RAMASES – Glass top coffin
C’est une bien étrange destinée que celle du couple formé par Ramases et Selket, auteurs et interprètes de cet album quasi inconnu du grand public et exhumé pour une réédition, qui en vaut largement la peine, par le label Esoteric Recordings, lequel poursuit son travail de fouilles archéologiques du rock avec succès.
Lors d’un voyage à Londres en 1967, Martin Raphaël et son épouse Dorothy Raphaël aperçoivent dans une bouquinerie un livre dont la couverture représente la déesse scorpion égyptienne de l’Amour, Selket.
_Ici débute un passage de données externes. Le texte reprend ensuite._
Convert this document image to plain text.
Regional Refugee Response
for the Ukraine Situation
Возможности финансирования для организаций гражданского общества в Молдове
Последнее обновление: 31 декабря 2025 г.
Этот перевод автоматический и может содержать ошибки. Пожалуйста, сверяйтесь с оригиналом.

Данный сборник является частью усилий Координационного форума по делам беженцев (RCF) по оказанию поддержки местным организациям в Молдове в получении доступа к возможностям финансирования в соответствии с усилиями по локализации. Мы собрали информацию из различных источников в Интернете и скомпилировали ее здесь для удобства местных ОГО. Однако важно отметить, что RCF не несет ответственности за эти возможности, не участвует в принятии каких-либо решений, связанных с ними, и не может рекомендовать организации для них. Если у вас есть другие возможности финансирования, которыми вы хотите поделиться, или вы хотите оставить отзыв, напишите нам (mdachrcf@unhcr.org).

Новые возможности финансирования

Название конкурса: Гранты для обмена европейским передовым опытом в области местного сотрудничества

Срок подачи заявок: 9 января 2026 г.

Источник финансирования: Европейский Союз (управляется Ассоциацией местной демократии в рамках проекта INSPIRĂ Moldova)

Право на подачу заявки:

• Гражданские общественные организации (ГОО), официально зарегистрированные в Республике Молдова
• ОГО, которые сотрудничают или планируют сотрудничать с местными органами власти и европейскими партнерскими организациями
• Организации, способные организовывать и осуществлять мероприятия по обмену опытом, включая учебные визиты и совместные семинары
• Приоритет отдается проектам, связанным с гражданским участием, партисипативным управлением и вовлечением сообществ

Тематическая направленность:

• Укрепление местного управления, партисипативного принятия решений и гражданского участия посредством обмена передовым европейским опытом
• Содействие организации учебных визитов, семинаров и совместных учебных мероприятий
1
Dorothy a alors une vision et se persuade qu’elle est la réincarnation de Selket, tout en ayant aussi l’intuition que son mari est la résurrection de Ramsès II. Un peu plus tard, durant l’été ’67, Martin a la vision de Ramsès II en personne, qui lui révèle qu’il est sur Terre « pour libérer les esprits des habitants et les avertir du danger que court la planète s’ils continuent à la maltraiter ». Dès cet instant, Martin va se mettre à composer des chansons de façon naturelle, avec une inspiration qui ne se tarit pas.
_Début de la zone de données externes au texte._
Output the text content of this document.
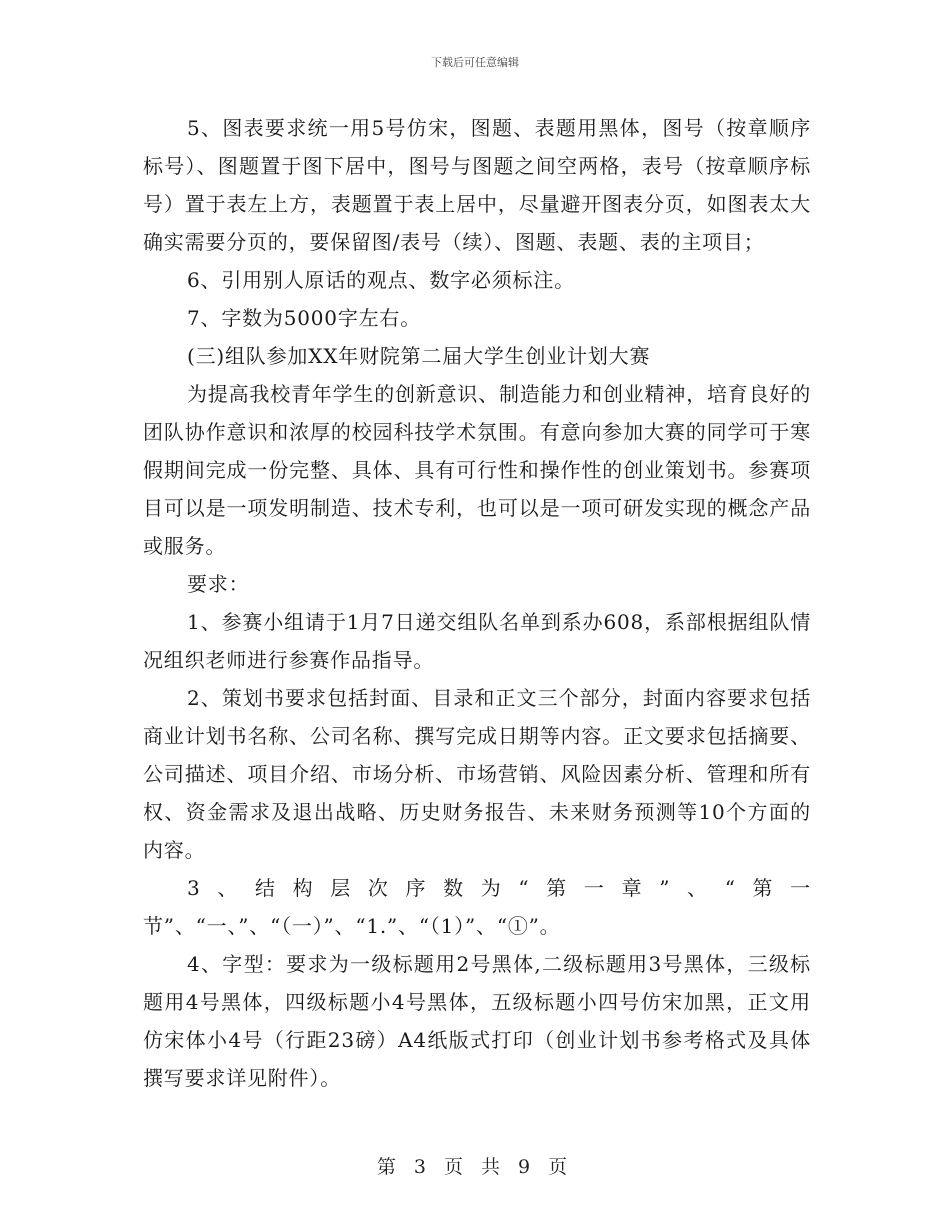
下载后可任意编辑

5、图表要求统一用5号仿宋，图题、表题用黑体，图号（按章顺序标号）、图题置于图下居中，图号与图题之间空两格，表号（按章顺序标号）置于表左上方，表题置于表上居中，尽量避开图表分页，如图表太大确实需要分页的，要保留图/表号（续）、图题、表题、表的主项目；

6、引用别人原话的观点、数字必须标注。

7、字数为5000字左右。

(三)组队参加XX年财院第二届大学生创业计划大赛

为提高我校青年学生的创新意识、制造能力和创业精神，培育良好的团队协作意识和浓厚的校园科技学术氛围。有意向参加大赛的同学可于寒假期间完成一份完整、具体、具有可行性和操作性的创业策划书。参赛项目可以是一项发明制造、技术专利，也可以是一项可研发实现的概念产品或服务。

要求：

1、参赛小组请于1月7日递交组队名单到系办608，系部根据组队情况组织老师进行参赛作品指导。

2、策划书要求包括封面、目录和正文三个部分，封面内容要求包括商业计划书名称、公司名称、撰写完成日期等内容。正文要求包括摘要、公司描述、项目介绍、市场分析、市场营销、风险因素分析、管理和所有权、资金需求及退出战略、历史财务报告、未来财务预测等10个方面的内容。

3、结构层次序数为“第一章”、“第一节”、“一、”、“（一）”、“1.”、“（1）”、“①”。

4、字型：要求为一级标题用2号黑体,二级标题用3号黑体，三级标题用4号黑体，四级标题小4号黑体，五级标题小四号仿宋加黑，正文用仿宋体小4号（行距23磅）A4纸版式打印（创业计划书参考格式及具体撰写要求详见附件）。

第 3 页 共 9 页
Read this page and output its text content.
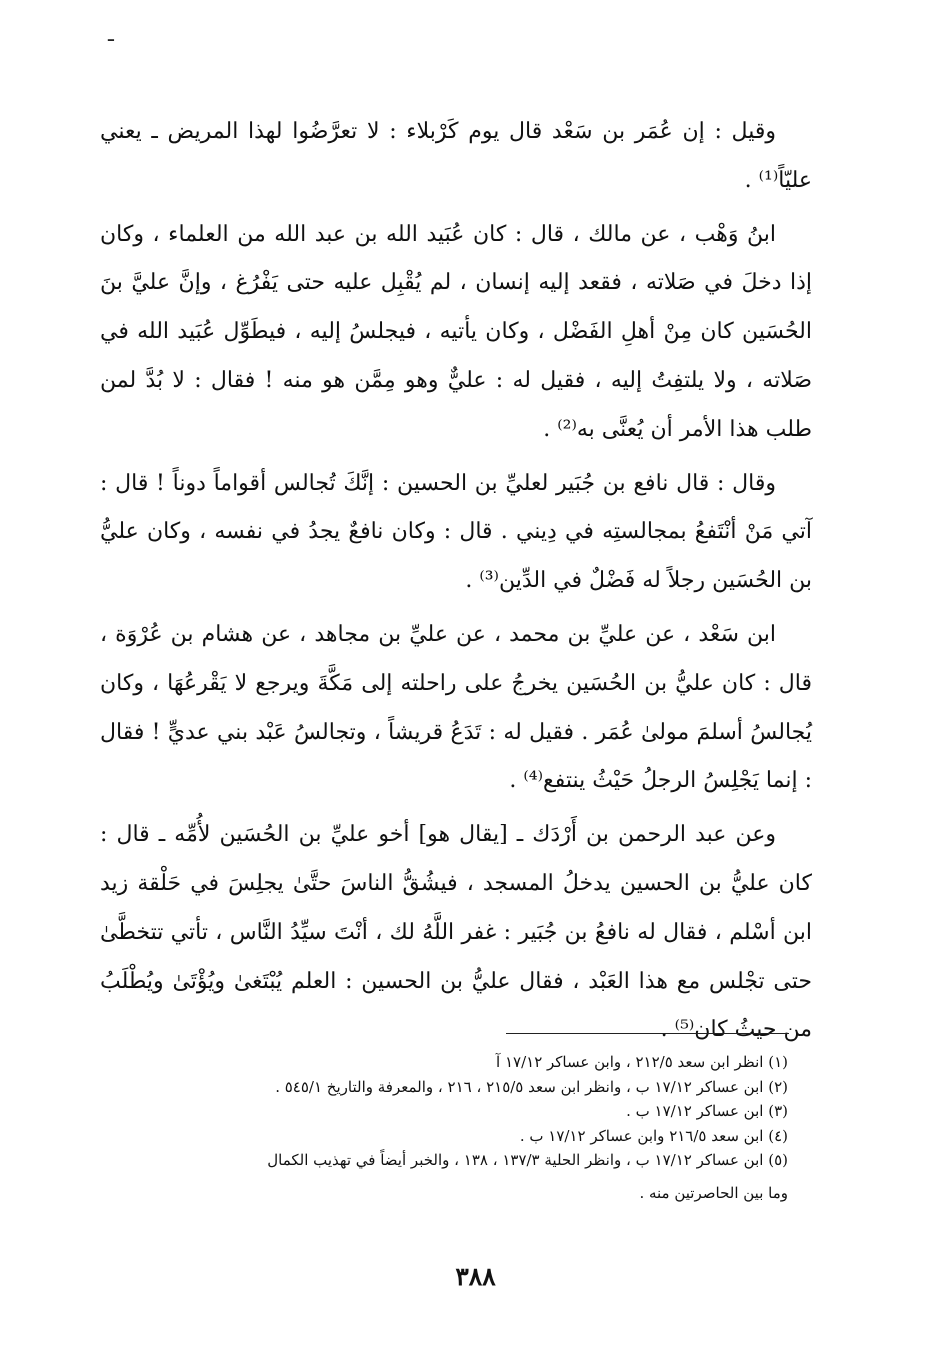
ـ

وقيل : إن عُمَر بن سَعْد قال يوم كَرْبلاء : لا تعرَّضُوا لهذا المريض ـ يعني عليّاً⁽¹⁾ .

ابنُ وَهْب ، عن مالك ، قال : كان عُبَيد الله بن عبد الله من العلماء ، وكان إذا دخلَ في صَلاته ، فقعد إليه إنسان ، لم يُقْبِل عليه حتى يَفْرُغ ، وإنَّ عليَّ بنَ الحُسَين كان مِنْ أهلِ الفَضْل ، وكان يأتيه ، فيجلسُ إليه ، فيطَوِّل عُبَيد الله في صَلاته ، ولا يلتفِتُ إليه ، فقيل له : عليٌّ وهو مِمَّن هو منه ! فقال : لا بُدَّ لمن طلب هذا الأمر أن يُعنَّى به⁽²⁾ .

وقال : قال نافع بن جُبَير لعليِّ بن الحسين : إنَّكَ تُجالس أقواماً دوناً ! قال : آتي مَنْ أنْتَفعُ بمجالستِه في دِيني . قال : وكان نافعٌ يجدُ في نفسه ، وكان عليُّ بن الحُسَين رجلاً له فَضْلٌ في الدِّين⁽³⁾ .

ابن سَعْد ، عن عليِّ بن محمد ، عن عليِّ بن مجاهد ، عن هشام بن عُرْوَة ، قال : كان عليُّ بن الحُسَين يخرجُ على راحلته إلى مَكَّةَ ويرجع لا يَقْرعُهَا ، وكان يُجالسُ أسلمَ مولىٰ عُمَر . فقيل له : تَدَعُ قريشاً ، وتجالسُ عَبْد بني عديٍّ ! فقال : إنما يَجْلِسُ الرجلُ حَيْثُ ينتفع⁽⁴⁾ .

وعن عبد الرحمن بن أَرْدَك ـ [يقال هو] أخو عليِّ بن الحُسَين لأُمِّه ـ قال : كان عليُّ بن الحسين يدخلُ المسجد ، فيشُقُّ الناسَ حتَّىٰ يجلِسَ في حَلْقة زيد ابن أسْلم ، فقال له نافعُ بن جُبَير : غفر اللَّهُ لك ، أنْتَ سيِّدُ النَّاس ، تأتي تتخطَّىٰ حتى تجْلس مع هذا العَبْد ، فقال عليُّ بن الحسين : العلم يُبْتَغىٰ ويُؤْتَىٰ ويُطْلَبُ من حيثُ كان⁽⁵⁾ .

(١) انظر ابن سعد ٢١٢/٥ ، وابن عساكر ١٧/١٢ آ

(٢) ابن عساكر ١٧/١٢ ب ، وانظر ابن سعد ٢١٥/٥ ، ٢١٦ ، والمعرفة والتاريخ ٥٤٥/١ .

(٣) ابن عساكر ١٧/١٢ ب .

(٤) ابن سعد ٢١٦/٥ وابن عساكر ١٧/١٢ ب .

(٥) ابن عساكر ١٧/١٢ ب ، وانظر الحلية ١٣٧/٣ ، ١٣٨ ، والخبر أيضاً في تهذيب الكمال

وما بين الحاصرتين منه .

٣٨٨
En 1968, CBS Records signe le couple Raphaël et décide de réaliser un single intitulé « Crazy One » qui pourrait déboucher sur un album, si les ventes décollent. Ce n’est pas le cas, tout comme pour un deuxième single édité en 1970, « Screw one », réalisé par le label Major Minor, qui venait de sortir le « Je t’aime moi non plus » de Serge Gainsbourg. Le label Vertigo les remarque alors, les signe et les envoie à Strawberry, studio qui est alors la propriété de Lol Creme, Eric Stewart, Kevin Godley et Graham Gouldman, les futurs 10CC. Ramases chante et joue ses titres à la guitare acoustique tandis que les quatre futurs 10CC les accompagnent comme un véritable groupe. L’album, intitulé « Space Hymns », naviguant entre folk et expérimentations psychédéliques, paraîtra en 1971, avec une pochette dessinée et signée par Roger Dean. Hélas, malgré une certaine reconnaissance du milieu branché et connaisseur, le succès, là aussi, ne sera pas au rendez-vous, sauf en Allemagne et en Afrique du Sud où, avec le temps, l’album marchera relativement bien.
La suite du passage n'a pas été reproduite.